Despite the male character’s absence from the screen, all of Ah-Ming and Yue Yue’s conversations revolve around him, from their initial, defensive claims that ‘Short Stuff’ means nothing to them, to the jealousies that are revealed when they start comparing their respective sexual experiences with him, to the full-blown conflict that erupts when they accuse each other of simply selling their bodies to him in return for material benefits. Yang’s scrutiny of their disintegrating relationship challenges aspects of male-dominated Chinese society that usually go concealed, such as the idea that men will necessarily be more materially sufficient than women, and as such, women need necessarily depend upon them in order to prosper.
According to film theorist Laura Mulvey, most films position the camera in such a way that it sexually objectifies women for the male spectator’s visual pleasure. And because in conventional cinema films are directed to deliberately make the camera seem ‘invisible’, it becomes another way in which the dominance of the patriarchy remains concealed. But in Yang’s film, which is presented as a ‘documentary’ in which Ah-Ming and Yue Yue take turns filming each other, it is impossible not to notice the presence of the camera. In this way, scenes like the opening, in which the two women playfully moan their way through a series of sexual positions while fully clothed, ridicule the male gaze.
While incredibly funny, such scenes are also deeply uncomfortable to watch, in that we feel like voyeurs who have been caught.

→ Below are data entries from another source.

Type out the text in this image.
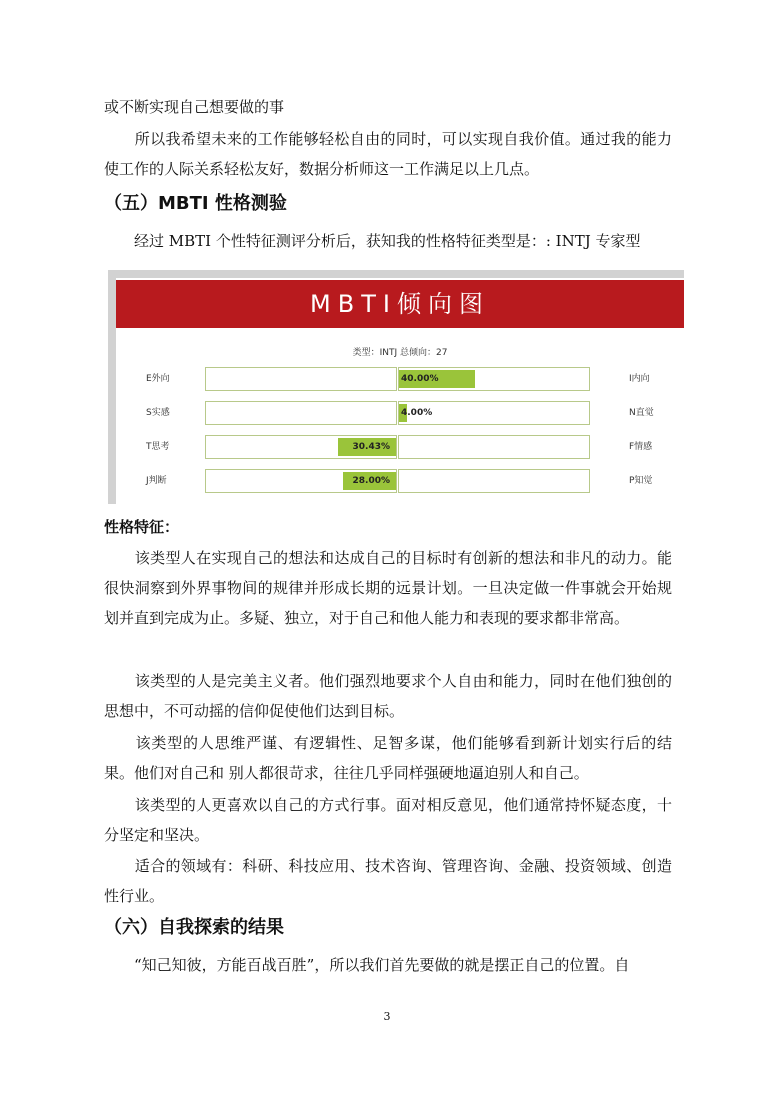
或不断实现自己想要做的事

　　所以我希望未来的工作能够轻松自由的同时，可以实现自我价值。通过我的能力使工作的人际关系轻松友好，数据分析师这一工作满足以上几点。

（五）MBTI 性格测验

　　经过 MBTI 个性特征测评分析后，获知我的性格特征类型是：: INTJ 专家型

MBTI倾向图
类型：INTJ 总倾向：27
E外向	40.00%	I内向
S实感	4.00%	N直觉
T思考	30.43%	F情感
J判断	28.00%	P知觉
性格特征：

　　该类型人在实现自己的想法和达成自己的目标时有创新的想法和非凡的动力。能很快洞察到外界事物间的规律并形成长期的远景计划。一旦决定做一件事就会开始规划并直到完成为止。多疑、独立，对于自己和他人能力和表现的要求都非常高。

　　该类型的人是完美主义者。他们强烈地要求个人自由和能力，同时在他们独创的思想中，不可动摇的信仰促使他们达到目标。

　　该类型的人思维严谨、有逻辑性、足智多谋，他们能够看到新计划实行后的结果。他们对自己和 别人都很苛求，往往几乎同样强硬地逼迫别人和自己。

　　该类型的人更喜欢以自己的方式行事。面对相反意见，他们通常持怀疑态度，十分坚定和坚决。

　　适合的领域有：科研、科技应用、技术咨询、管理咨询、金融、投资领域、创造性行业。

（六）自我探索的结果

　　“知己知彼，方能百战百胜”，所以我们首先要做的就是摆正自己的位置。自

3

By putting the camera in the hands of her two female characters, she makes them the authors of their own story, and we are confronted at all points in the film with their constitution as subjects – as people who feel joy and sorrow, ecstasy and suffering. ‘The camera is like a weapon,’ says Yang. ‘Whoever is holding it holds the power in the relationship. Certainly, there are moments in the film when it mimics the male gaze. But I think that the film unsettles this, because we always know who is holding the camera.’
At the end of this opening scene, Yue Yue confesses: ‘Actually, I never moan in bed. I’m like a limp fish.’ It might seem like a suggestion that a woman’s behaviour – and indeed, her identity – is dictated by the desires of men. But Yang’s use of the camera changes the meaning so that, she says, it speaks to how ‘insecure men are, to require [women] to moan in order to feel confident about their performance’.

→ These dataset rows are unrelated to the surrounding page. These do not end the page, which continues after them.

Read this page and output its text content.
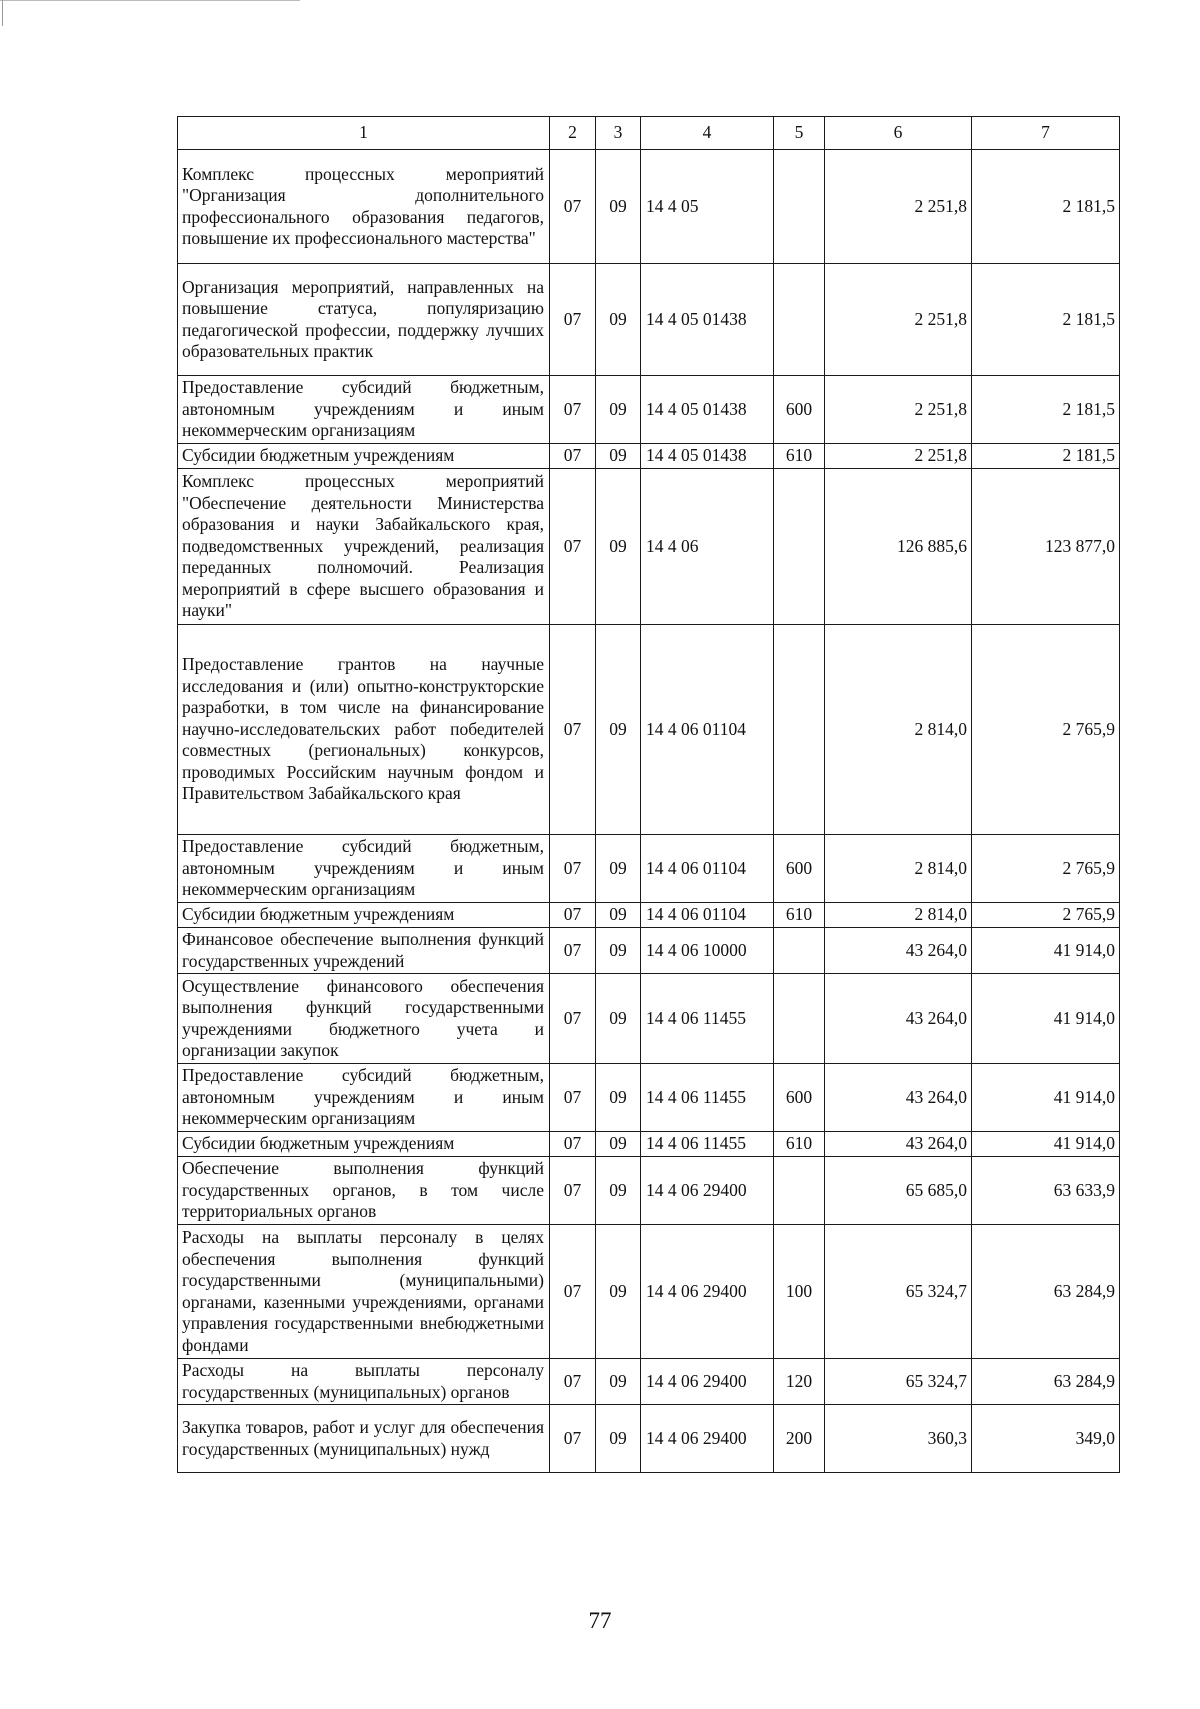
1	2	3	4	5	6	7
Комплекс процессных мероприятий "Организация дополнительного профессионального образования педагогов, повышение их профессионального мастерства"	07	09	14 4 05		2 251,8	2 181,5
Организация мероприятий, направленных на повышение статуса, популяризацию педагогической профессии, поддержку лучших образовательных практик	07	09	14 4 05 01438		2 251,8	2 181,5
Предоставление субсидий бюджетным, автономным учреждениям и иным некоммерческим организациям	07	09	14 4 05 01438	600	2 251,8	2 181,5
Субсидии бюджетным учреждениям	07	09	14 4 05 01438	610	2 251,8	2 181,5
Комплекс процессных мероприятий "Обеспечение деятельности Министерства образования и науки Забайкальского края, подведомственных учреждений, реализация переданных полномочий. Реализация мероприятий в сфере высшего образования и науки"	07	09	14 4 06		126 885,6	123 877,0
Предоставление грантов на научные исследования и (или) опытно-конструкторские разработки, в том числе на финансирование научно-исследовательских работ победителей совместных (региональных) конкурсов, проводимых Российским научным фондом и Правительством Забайкальского края	07	09	14 4 06 01104		2 814,0	2 765,9
Предоставление субсидий бюджетным, автономным учреждениям и иным некоммерческим организациям	07	09	14 4 06 01104	600	2 814,0	2 765,9
Субсидии бюджетным учреждениям	07	09	14 4 06 01104	610	2 814,0	2 765,9
Финансовое обеспечение выполнения функций государственных учреждений	07	09	14 4 06 10000		43 264,0	41 914,0
Осуществление финансового обеспечения выполнения функций государственными учреждениями бюджетного учета и организации закупок	07	09	14 4 06 11455		43 264,0	41 914,0
Предоставление субсидий бюджетным, автономным учреждениям и иным некоммерческим организациям	07	09	14 4 06 11455	600	43 264,0	41 914,0
Субсидии бюджетным учреждениям	07	09	14 4 06 11455	610	43 264,0	41 914,0
Обеспечение выполнения функций государственных органов, в том числе территориальных органов	07	09	14 4 06 29400		65 685,0	63 633,9
Расходы на выплаты персоналу в целях обеспечения выполнения функций государственными (муниципальными) органами, казенными учреждениями, органами управления государственными внебюджетными фондами	07	09	14 4 06 29400	100	65 324,7	63 284,9
Расходы на выплаты персоналу государственных (муниципальных) органов	07	09	14 4 06 29400	120	65 324,7	63 284,9
Закупка товаров, работ и услуг для обеспечения государственных (муниципальных) нужд	07	09	14 4 06 29400	200	360,3	349,0
77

Despite all this, Yang insists that her film should not just be interpreted from a feminist perspective. ‘I don’t think the film is reducible to only feminist concerns, but that it explores issues that permeate wider society. I see my film as a Cubist treatment of Weibo. Perhaps I could put it this way: if I was man, maybe I would make a film called Male Director.’
For Yang, Ah-Ming and Yue Yue’s dependency upon a man is inseparable from the issues of class, and the loss in Chinese society of all values but material aspiration. ‘Most women think that if you’re a waitress or a cleaner, you can’t be happy, because you don’t have any status in society. Women have other choices, but they attach themselves to men because they think it’s the best way for them to get ahead. It’s like an import-export business, the transaction occurs because it’s mutually beneficial.’
The responsibility to change this state of affairs, says Yang, falls on women. ‘It’s possible for a woman in China to support herself and to be happy. But they aren’t brave enough to do it.’